On the agreement with OSIF, Managing Director of BE, Mahima Datla, said the company has been working to develop a safe and effective vaccine for the COVID-19 and happy to help further this innovation and expand that effort.

The release said the licensed intellectual assets were developed in the laboratories of Jianrong Li and Stefan Niewiesk as a response to the global pandemic. The vaccine candidates are live attenuated recombinant viral vectored vaccines based on measles vaccine strains.

“Translating this vaccine platform into the hands of a global vaccine company for further evaluation and development is a critical step and we are excited that Biological E has taken on this role,” said Patrick Green, Associate Dean for Research and Graduate Studies, Ohio State University College of Veterinary Medicine.

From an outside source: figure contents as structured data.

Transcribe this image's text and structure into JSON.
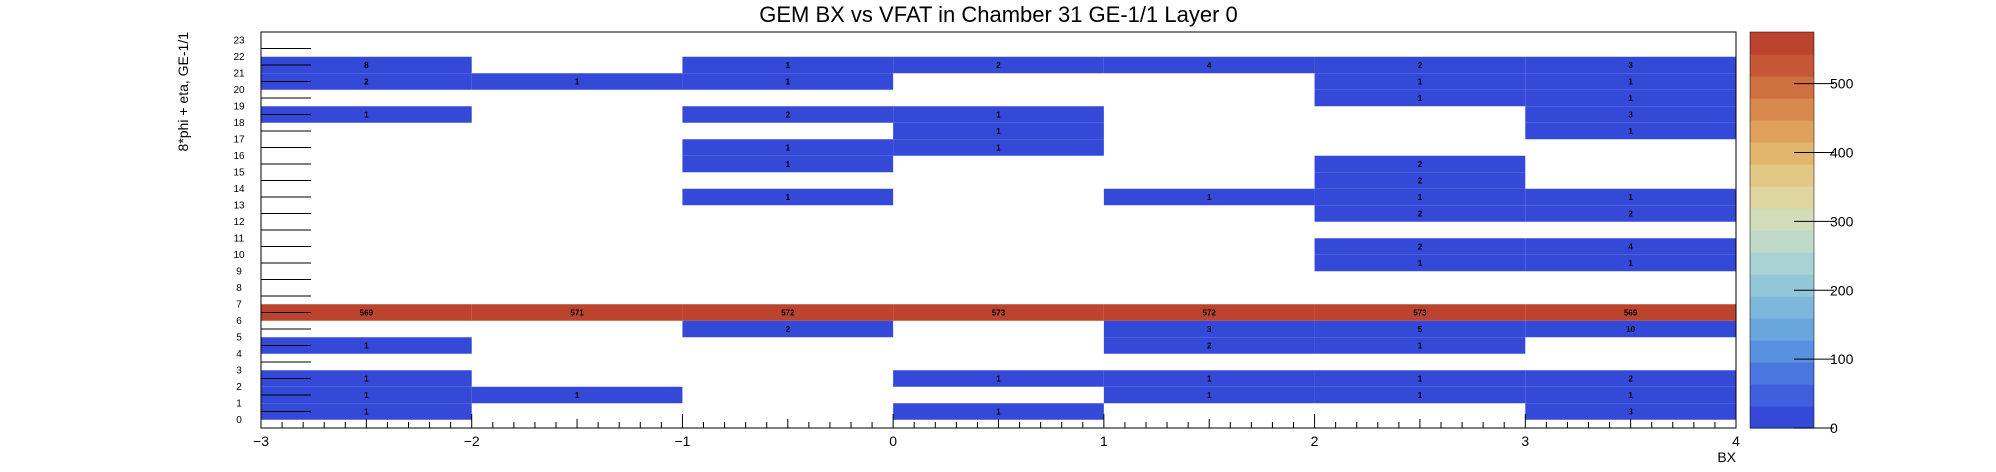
{
  "chart_data": {
    "type": "heatmap",
    "title": "GEM BX vs VFAT in Chamber 31 GE-1/1 Layer 0",
    "xlabel": "BX",
    "ylabel": "8*phi + eta, GE-1/1",
    "xlim": [
      -3,
      4
    ],
    "ylim": [
      0,
      24
    ],
    "x_ticks": [
      "−3",
      "−2",
      "−1",
      "0",
      "1",
      "2",
      "3",
      "4"
    ],
    "y_ticks": [
      "0",
      "1",
      "2",
      "3",
      "4",
      "5",
      "6",
      "7",
      "8",
      "9",
      "10",
      "11",
      "12",
      "13",
      "14",
      "15",
      "16",
      "17",
      "18",
      "19",
      "20",
      "21",
      "22",
      "23"
    ],
    "x_bins": [
      -2.5,
      -1.5,
      -0.5,
      0.5,
      1.5,
      2.5,
      3.5
    ],
    "z_range": [
      0,
      575
    ],
    "colorbar_ticks": [
      {
        "value": 0,
        "label": "0"
      },
      {
        "value": 100,
        "label": "100"
      },
      {
        "value": 200,
        "label": "200"
      },
      {
        "value": 300,
        "label": "300"
      },
      {
        "value": 400,
        "label": "400"
      },
      {
        "value": 500,
        "label": "500"
      }
    ],
    "cells": [
      {
        "x": -2.5,
        "y": 22,
        "v": 8
      },
      {
        "x": -0.5,
        "y": 22,
        "v": 1
      },
      {
        "x": 0.5,
        "y": 22,
        "v": 2
      },
      {
        "x": 1.5,
        "y": 22,
        "v": 4
      },
      {
        "x": 2.5,
        "y": 22,
        "v": 2
      },
      {
        "x": 3.5,
        "y": 22,
        "v": 3
      },
      {
        "x": -2.5,
        "y": 21,
        "v": 2
      },
      {
        "x": -1.5,
        "y": 21,
        "v": 1
      },
      {
        "x": -0.5,
        "y": 21,
        "v": 1
      },
      {
        "x": 2.5,
        "y": 21,
        "v": 1
      },
      {
        "x": 3.5,
        "y": 21,
        "v": 1
      },
      {
        "x": 2.5,
        "y": 20,
        "v": 1
      },
      {
        "x": 3.5,
        "y": 20,
        "v": 1
      },
      {
        "x": -2.5,
        "y": 19,
        "v": 1
      },
      {
        "x": -0.5,
        "y": 19,
        "v": 2
      },
      {
        "x": 0.5,
        "y": 19,
        "v": 1
      },
      {
        "x": 3.5,
        "y": 19,
        "v": 3
      },
      {
        "x": 0.5,
        "y": 18,
        "v": 1
      },
      {
        "x": 3.5,
        "y": 18,
        "v": 1
      },
      {
        "x": -0.5,
        "y": 17,
        "v": 1
      },
      {
        "x": 0.5,
        "y": 17,
        "v": 1
      },
      {
        "x": -0.5,
        "y": 16,
        "v": 1
      },
      {
        "x": 2.5,
        "y": 16,
        "v": 2
      },
      {
        "x": 2.5,
        "y": 15,
        "v": 2
      },
      {
        "x": -0.5,
        "y": 14,
        "v": 1
      },
      {
        "x": 1.5,
        "y": 14,
        "v": 1
      },
      {
        "x": 2.5,
        "y": 14,
        "v": 1
      },
      {
        "x": 3.5,
        "y": 14,
        "v": 1
      },
      {
        "x": 2.5,
        "y": 13,
        "v": 2
      },
      {
        "x": 3.5,
        "y": 13,
        "v": 2
      },
      {
        "x": 2.5,
        "y": 11,
        "v": 2
      },
      {
        "x": 3.5,
        "y": 11,
        "v": 4
      },
      {
        "x": 2.5,
        "y": 10,
        "v": 1
      },
      {
        "x": 3.5,
        "y": 10,
        "v": 1
      },
      {
        "x": -2.5,
        "y": 7,
        "v": 569
      },
      {
        "x": -1.5,
        "y": 7,
        "v": 571
      },
      {
        "x": -0.5,
        "y": 7,
        "v": 572
      },
      {
        "x": 0.5,
        "y": 7,
        "v": 573
      },
      {
        "x": 1.5,
        "y": 7,
        "v": 572
      },
      {
        "x": 2.5,
        "y": 7,
        "v": 573
      },
      {
        "x": 3.5,
        "y": 7,
        "v": 569
      },
      {
        "x": -0.5,
        "y": 6,
        "v": 2
      },
      {
        "x": 1.5,
        "y": 6,
        "v": 3
      },
      {
        "x": 2.5,
        "y": 6,
        "v": 5
      },
      {
        "x": 3.5,
        "y": 6,
        "v": 10
      },
      {
        "x": -2.5,
        "y": 5,
        "v": 1
      },
      {
        "x": 1.5,
        "y": 5,
        "v": 2
      },
      {
        "x": 2.5,
        "y": 5,
        "v": 1
      },
      {
        "x": -2.5,
        "y": 3,
        "v": 1
      },
      {
        "x": 0.5,
        "y": 3,
        "v": 1
      },
      {
        "x": 1.5,
        "y": 3,
        "v": 1
      },
      {
        "x": 2.5,
        "y": 3,
        "v": 1
      },
      {
        "x": 3.5,
        "y": 3,
        "v": 2
      },
      {
        "x": -2.5,
        "y": 2,
        "v": 1
      },
      {
        "x": -1.5,
        "y": 2,
        "v": 1
      },
      {
        "x": 1.5,
        "y": 2,
        "v": 1
      },
      {
        "x": 2.5,
        "y": 2,
        "v": 1
      },
      {
        "x": 3.5,
        "y": 2,
        "v": 1
      },
      {
        "x": -2.5,
        "y": 1,
        "v": 1
      },
      {
        "x": 0.5,
        "y": 1,
        "v": 1
      },
      {
        "x": 3.5,
        "y": 1,
        "v": 3
      }
    ],
    "colors": {
      "low": "#2f45e0",
      "high": "#b9402a",
      "palette": [
        "#3549d8",
        "#3f5fdc",
        "#4a77df",
        "#5990e0",
        "#6aa6de",
        "#7db8dc",
        "#92c7d8",
        "#a8d2d3",
        "#bfdacb",
        "#d3dcb8",
        "#dfd59e",
        "#e3c784",
        "#e2b56c",
        "#deA05b",
        "#d8894d",
        "#cf7040",
        "#c65736",
        "#bc432d"
      ],
      "frame": "#000000"
    },
    "grid": false,
    "legend": "colorbar-right"
  }
}
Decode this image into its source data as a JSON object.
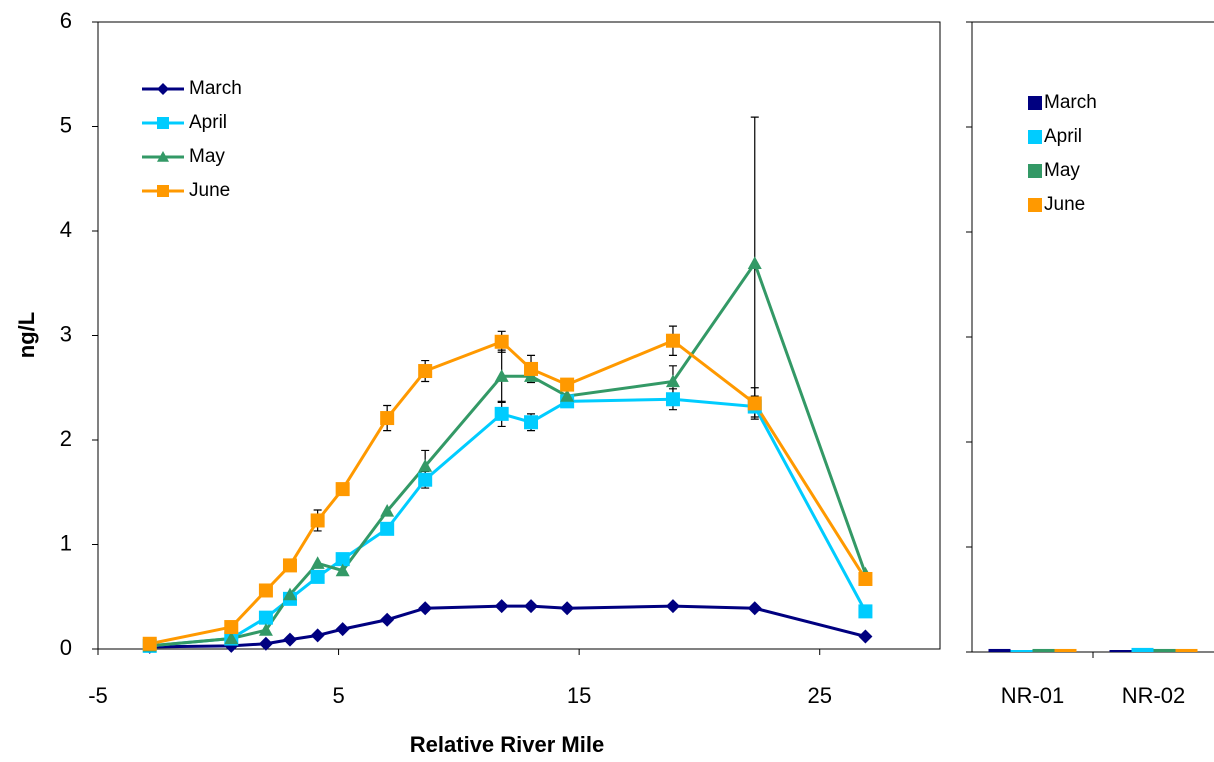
{
  "chart_data": [
    {
      "type": "line",
      "x_label": "Relative River Mile",
      "y_label": "ng/L",
      "xlim": [
        -5,
        30
      ],
      "xticks": [
        -5,
        5,
        15,
        25
      ],
      "ylim": [
        0,
        6
      ],
      "yticks": [
        0,
        1,
        2,
        3,
        4,
        5,
        6
      ],
      "legend": "upper left",
      "x": [
        -2.85,
        0.54,
        1.98,
        2.98,
        4.13,
        5.17,
        7.02,
        8.6,
        11.78,
        13.0,
        14.5,
        18.9,
        22.3,
        26.9
      ],
      "series": [
        {
          "name": "March",
          "color": "#000080",
          "marker": "diamond",
          "values": [
            0.02,
            0.03,
            0.05,
            0.09,
            0.13,
            0.19,
            0.28,
            0.39,
            0.41,
            0.41,
            0.39,
            0.41,
            0.39,
            0.12
          ]
        },
        {
          "name": "April",
          "color": "#00ccff",
          "marker": "square",
          "values": [
            0.03,
            0.1,
            0.3,
            0.48,
            0.69,
            0.86,
            1.15,
            1.62,
            2.25,
            2.17,
            2.37,
            2.39,
            2.32,
            0.36
          ],
          "errors": [
            null,
            null,
            null,
            null,
            null,
            null,
            null,
            0.08,
            0.12,
            0.08,
            null,
            0.1,
            0.1,
            null
          ]
        },
        {
          "name": "May",
          "color": "#339966",
          "marker": "triangle",
          "values": [
            0.03,
            0.1,
            0.18,
            0.52,
            0.82,
            0.75,
            1.32,
            1.75,
            2.61,
            2.61,
            2.42,
            2.56,
            3.69,
            0.72
          ],
          "errors": [
            null,
            null,
            null,
            null,
            null,
            null,
            null,
            0.15,
            0.25,
            null,
            null,
            0.15,
            1.4,
            null
          ]
        },
        {
          "name": "June",
          "color": "#ff9900",
          "marker": "square",
          "values": [
            0.05,
            0.21,
            0.56,
            0.8,
            1.23,
            1.53,
            2.21,
            2.66,
            2.94,
            2.68,
            2.53,
            2.95,
            2.35,
            0.67
          ],
          "errors": [
            null,
            null,
            null,
            null,
            0.1,
            null,
            0.12,
            0.1,
            0.1,
            0.13,
            null,
            0.14,
            0.15,
            null
          ]
        }
      ]
    },
    {
      "type": "bar",
      "categories": [
        "NR-01",
        "NR-02"
      ],
      "ylim": [
        0,
        6
      ],
      "yticks": [
        0,
        1,
        2,
        3,
        4,
        5,
        6
      ],
      "legend": "upper right",
      "series": [
        {
          "name": "March",
          "color": "#000080",
          "values": [
            0.01,
            0.0
          ]
        },
        {
          "name": "April",
          "color": "#00ccff",
          "values": [
            0.0,
            0.02
          ]
        },
        {
          "name": "May",
          "color": "#339966",
          "values": [
            0.01,
            0.01
          ]
        },
        {
          "name": "June",
          "color": "#ff9900",
          "values": [
            0.01,
            0.01
          ]
        }
      ]
    }
  ]
}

The release said the Ohio State University College of Veterinary Medicine (CVM) team’s approach utilises the SARS-CoV-2 spike (S) protein as a target protein for SARS-CoV-2 vaccine candidates, generating a series of attenuated recombinant measles viruses (rMeVs) expressing SARS-CoV-2 antigens. All resultant rMeVs, the basis for the vaccine candidates, grow to high virus titer in Vero cells, a WHO-approved cell line for vaccine production.

They were also shown to express the recombinant S antigens, a critical step in developing a SARS-CoV-2 vaccine. The rMeV-based SARs-CoV-2 vaccine candidates have proceeded through proof-of-concept trials in multiple animal models – demonstrating successful production of SARS-CoV-2 antibodies, the release said.